Parallèlement, et sous la poussée de syndicats et autres associations, on a vu dénoncer la chlordécone et mettre les békés au pilori comme les empoisonneurs de la Martinique. Certes un béké s’est emparé des droits de fabrication de la chlordécone et d’autres ont poursuivi l’utilisation de ce pesticide, grâce aux injonctions d’hommes politiques martiniquais, qui n’étaient pas des békés et qui obtenaient de l’Etat un moratoire pour continuer à utiliser la chlordécone ; mais mettre tout le monde d’aujourd’hui dans le même sac, c’est vouloir s’opposer à la réconciliation vécue par Aimé Césaire et Bernard Hayot à l’habitation Clément par la plantation commune d’un courbaril.

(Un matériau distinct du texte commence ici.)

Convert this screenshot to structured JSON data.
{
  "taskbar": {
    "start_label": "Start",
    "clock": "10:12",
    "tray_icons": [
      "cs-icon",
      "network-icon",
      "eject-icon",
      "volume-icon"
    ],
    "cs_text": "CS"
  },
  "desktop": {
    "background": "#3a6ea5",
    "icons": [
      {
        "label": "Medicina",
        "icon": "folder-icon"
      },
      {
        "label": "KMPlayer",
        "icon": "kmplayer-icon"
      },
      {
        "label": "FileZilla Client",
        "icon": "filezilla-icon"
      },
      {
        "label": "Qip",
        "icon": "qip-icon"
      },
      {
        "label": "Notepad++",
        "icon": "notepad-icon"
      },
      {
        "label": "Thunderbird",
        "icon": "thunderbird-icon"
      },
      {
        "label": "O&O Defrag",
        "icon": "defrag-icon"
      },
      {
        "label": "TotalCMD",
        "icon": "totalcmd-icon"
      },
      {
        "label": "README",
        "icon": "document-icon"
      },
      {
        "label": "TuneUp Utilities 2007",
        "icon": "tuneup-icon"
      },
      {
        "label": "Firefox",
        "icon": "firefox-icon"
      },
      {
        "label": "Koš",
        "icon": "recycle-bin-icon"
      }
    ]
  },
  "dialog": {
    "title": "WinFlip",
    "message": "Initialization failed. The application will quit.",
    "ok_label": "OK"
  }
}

Comme si certains ne voulaient pas avancer, cherchant à gratter les bobos, l’esclavage et l’empoisonnement devenant des fonds de commerce. De là sans doute les manifestations qui suivent.

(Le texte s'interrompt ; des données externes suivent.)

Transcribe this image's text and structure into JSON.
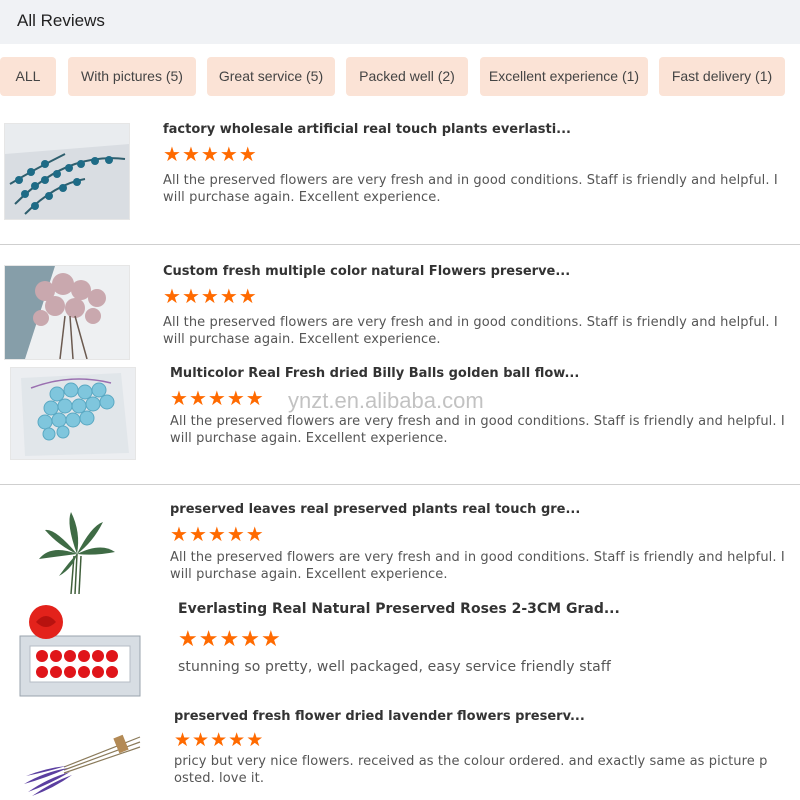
{
  "header": {
    "title": "All Reviews"
  },
  "filters": [
    {
      "label": "ALL"
    },
    {
      "label": "With pictures (5)"
    },
    {
      "label": "Great service (5)"
    },
    {
      "label": "Packed well (2)"
    },
    {
      "label": "Excellent experience (1)"
    },
    {
      "label": "Fast delivery (1)"
    }
  ],
  "reviews": [
    {
      "title": "factory wholesale artificial real touch plants everlasti...",
      "rating": 5,
      "text": "All the preserved flowers are very fresh and in good conditions. Staff is friendly and helpful. I will purchase again. Excellent experience."
    },
    {
      "title": "Custom fresh multiple color natural Flowers preserve...",
      "rating": 5,
      "text": "All the preserved flowers are very fresh and in good conditions. Staff is friendly and helpful. I will purchase again. Excellent experience."
    },
    {
      "title": "Multicolor Real Fresh dried Billy Balls golden ball flow...",
      "rating": 5,
      "text": "All the preserved flowers are very fresh and in good conditions. Staff is friendly and helpful. I will purchase again. Excellent experience."
    },
    {
      "title": "preserved leaves real preserved plants real touch gre...",
      "rating": 5,
      "text": "All the preserved flowers are very fresh and in good conditions. Staff is friendly and helpful. I will purchase again. Excellent experience."
    },
    {
      "title": "Everlasting Real Natural Preserved Roses 2-3CM Grad...",
      "rating": 5,
      "text": "stunning so pretty, well packaged, easy service friendly staff"
    },
    {
      "title": "preserved fresh flower dried lavender flowers preserv...",
      "rating": 5,
      "text": "pricy but very nice flowers. received as the colour ordered. and exactly same as picture posted. love it."
    }
  ],
  "watermark": "ynzt.en.alibaba.com",
  "colors": {
    "accent": "#ff6a00",
    "chip_bg": "#fbe3d6",
    "header_bg": "#f0f2f5"
  },
  "star_icon": "star-icon"
}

Ont commencé les agressions de plantations de bananes visant tantôt les outils, tantôt les plantations ; mettant au chômage des ouvriers agricoles dont nos soi-disant-apprentis-révolutionnaires-aspirants-capitalistes se moquent évidemment pas mal en fait ; bloquant une caravane de recrutement de personnels pour ce secteur ; agressant sauvagement le magasin de la distillerie JM dans le Nord, pour une contestation d’image qui reproduirait un drapeau esclavagiste et des esclaves roulant des tonneaux.

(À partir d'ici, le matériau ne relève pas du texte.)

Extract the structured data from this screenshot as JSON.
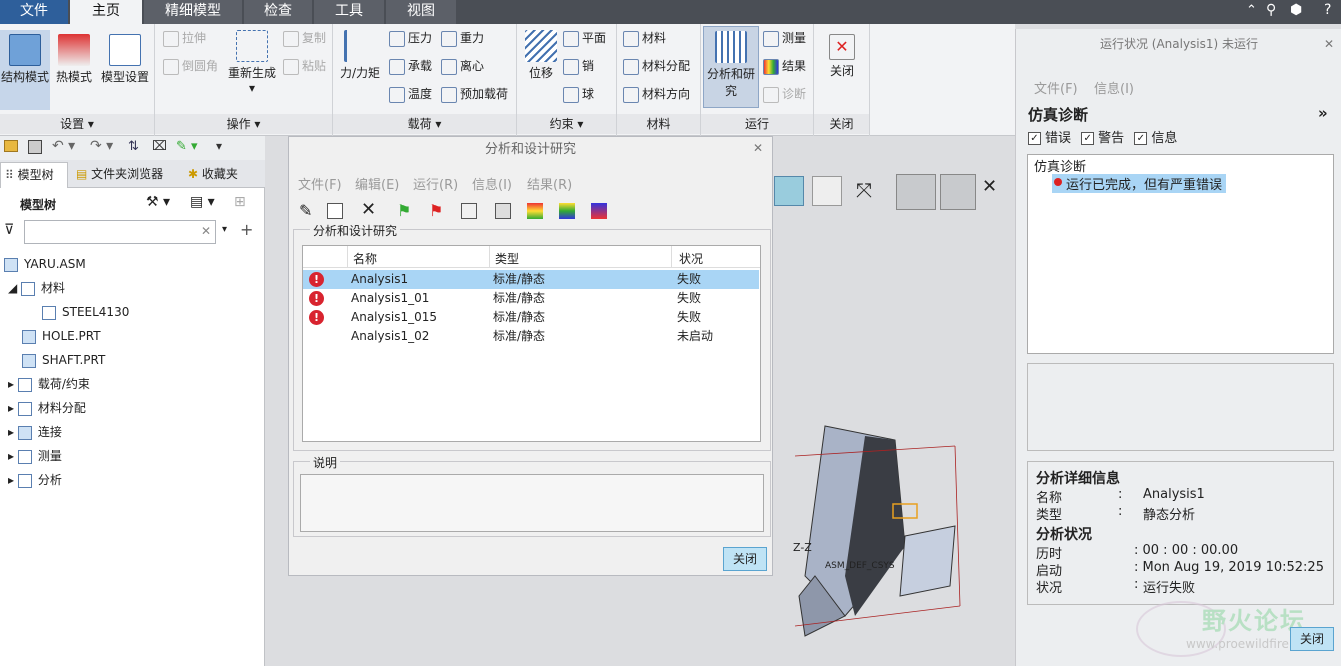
{
  "tabs": [
    "文件",
    "主页",
    "精细模型",
    "检查",
    "工具",
    "视图"
  ],
  "ribbon": {
    "settings": {
      "label": "设置",
      "btn1": "结构模式",
      "btn2": "热模式",
      "btn3": "模型设置"
    },
    "ops": {
      "label": "操作",
      "stretch": "拉伸",
      "fillet": "倒圆角",
      "regen": "重新生成",
      "copy": "复制",
      "paste": "粘贴"
    },
    "loads": {
      "label": "载荷",
      "force": "力/力矩",
      "pressure": "压力",
      "bearing": "承载",
      "temp": "温度",
      "gravity": "重力",
      "centrifugal": "离心",
      "preload": "预加载荷"
    },
    "constraints": {
      "label": "约束",
      "disp": "位移",
      "plane": "平面",
      "pin": "销",
      "ball": "球"
    },
    "material": {
      "label": "材料",
      "mat": "材料",
      "assign": "材料分配",
      "dir": "材料方向"
    },
    "run": {
      "label": "运行",
      "analysis": "分析和研究",
      "measure": "测量",
      "results": "结果",
      "diag": "诊断"
    },
    "close": {
      "label": "关闭",
      "btn": "关闭"
    }
  },
  "left": {
    "tabs": [
      "模型树",
      "文件夹浏览器",
      "收藏夹"
    ],
    "tree_title": "模型树",
    "items": [
      "YARU.ASM",
      "材料",
      "STEEL4130",
      "HOLE.PRT",
      "SHAFT.PRT",
      "载荷/约束",
      "材料分配",
      "连接",
      "测量",
      "分析"
    ]
  },
  "dialog": {
    "title": "分析和设计研究",
    "menus": [
      "文件(F)",
      "编辑(E)",
      "运行(R)",
      "信息(I)",
      "结果(R)"
    ],
    "section": "分析和设计研究",
    "cols": [
      "名称",
      "类型",
      "状况"
    ],
    "rows": [
      {
        "name": "Analysis1",
        "type": "标准/静态",
        "status": "失败"
      },
      {
        "name": "Analysis1_01",
        "type": "标准/静态",
        "status": "失败"
      },
      {
        "name": "Analysis1_015",
        "type": "标准/静态",
        "status": "失败"
      },
      {
        "name": "Analysis1_02",
        "type": "标准/静态",
        "status": "未启动"
      }
    ],
    "desc_label": "说明",
    "close_btn": "关闭"
  },
  "right": {
    "title": "运行状况 (Analysis1) 未运行",
    "menus": [
      "文件(F)",
      "信息(I)"
    ],
    "diag_title": "仿真诊断",
    "checks": [
      "错误",
      "警告",
      "信息"
    ],
    "diag_root": "仿真诊断",
    "diag_msg": "运行已完成，但有严重错误",
    "details_title": "分析详细信息",
    "name_label": "名称",
    "name_val": "Analysis1",
    "type_label": "类型",
    "type_val": "静态分析",
    "status_title": "分析状况",
    "elapsed_label": "历时",
    "elapsed_val": ": 00 : 00 : 00.00",
    "start_label": "启动",
    "start_val": ": Mon Aug 19, 2019   10:52:25",
    "state_label": "状况",
    "state_val": "运行失败",
    "close_btn": "关闭"
  },
  "watermark": {
    "text": "野火论坛",
    "url": "www.proewildfire.cn"
  },
  "gfx": {
    "axis_label": "Z-Z",
    "csys_label": "ASM_DEF_CSYS"
  }
}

Enfin, et plus récemment, des manifestations au Cap Est, avec des incendies et un blocage des pompiers, ainsi qu’une agression de journaliste ont eu lieu.

Evidemment, c’est « le lobby béké » qu’on désigne et cherche à atteindre, maîtres des esclaves, indemnisés lors de la libération de ces derniers et dont le mode de vie en caste est dénoncé. C’est lui le responsable de tous nos maux, le KKK martiniquais ayant changé de couleur. Néanmoins, et si on se réfère à Castro – fils illégitime certes d’une mulâtresse et d’un propriétaire terrien qui ne le reconnaîtra qu’à 17 ans – ou au Che, ou encore à Fanon, les « révolutionnaires » sont des intellectuels issus de familles souvent bourgeoises. Or, toute la société bourgeoise (au sens du niveau social) de Martinique s’est émue de l’absence abyssale de connaissances de nos pseudos révolutionnaires. Ils se contentaient de répéter des phrases vides pour simplement établir un tribunal aveugle, brutal et haineux. Hommes de main, donc et non véritables révolutionnaires. Curieusement, un ancien maire évincé d’un long pouvoir, se revendique ouvertement comme l’agitateur de ces bandes, s’attribuant un pouvoir qu’il n’a vraisemblablement pas ou, pas tout seul en tout cas.

Un jour ou l’autres, la vérité éclate.

L’arrestation récente de celui qui est soupçonné être l’incendiaire principal de ces évènements ci-dessus évoqués, souligne l’appartenance de ces apprentis agitateurs au milieu interlope.
Or, en ne dénonçant quasiment jamais ces actes de vandalisme imbécile parce qu’on ne réécrit pas l’histoire, on se l’approprie, nos hommes et femmes politiques ont commis trois fautes :

• Ils ont qu’ils le veuillent ou non, donné un feu vert à ce type d’actions qui détruit un secteur qui exporte et dont le personnel vit mieux que nulle part ailleurs, près ou loin de nous.
• Ils témoignent qu’ils le veuillent ou non, d’une complicité avec ces acteurs interlopes, suggérant, non pas simplement un manque de courage, ou de respect à l’égard des lois qu’ils seraient censés faire appliquer une fois élus, mais un rapport bien plus étroit avec l’interlope, les malfrats.
• Enfin, en ne portant pas plainte contre ces agressions de biens publics, ces hommes politiques, dès lors qu’ils sont maires ne respectent pas l’engagement qui est le leur de faire appliquer la loi.
Et puis, regarder dans le rétroviseur pour se faire élire, n’a jamais été un moyen de faire avancer un pays. Battons-nous plutôt pour faire avancer la Martinique au lieu de la pousser en arrière.

Faut-il en conclure que ce glissement insidieux dans société mafieuse irriguée de drogue et faisant émerger des seigneurs de la drogue comme en Colombie et ailleurs dans un silence stupéfiant arrange certains plus préoccupés de leurs revenus que du sort de la population ?

Le pas sera sans doute vite franchi.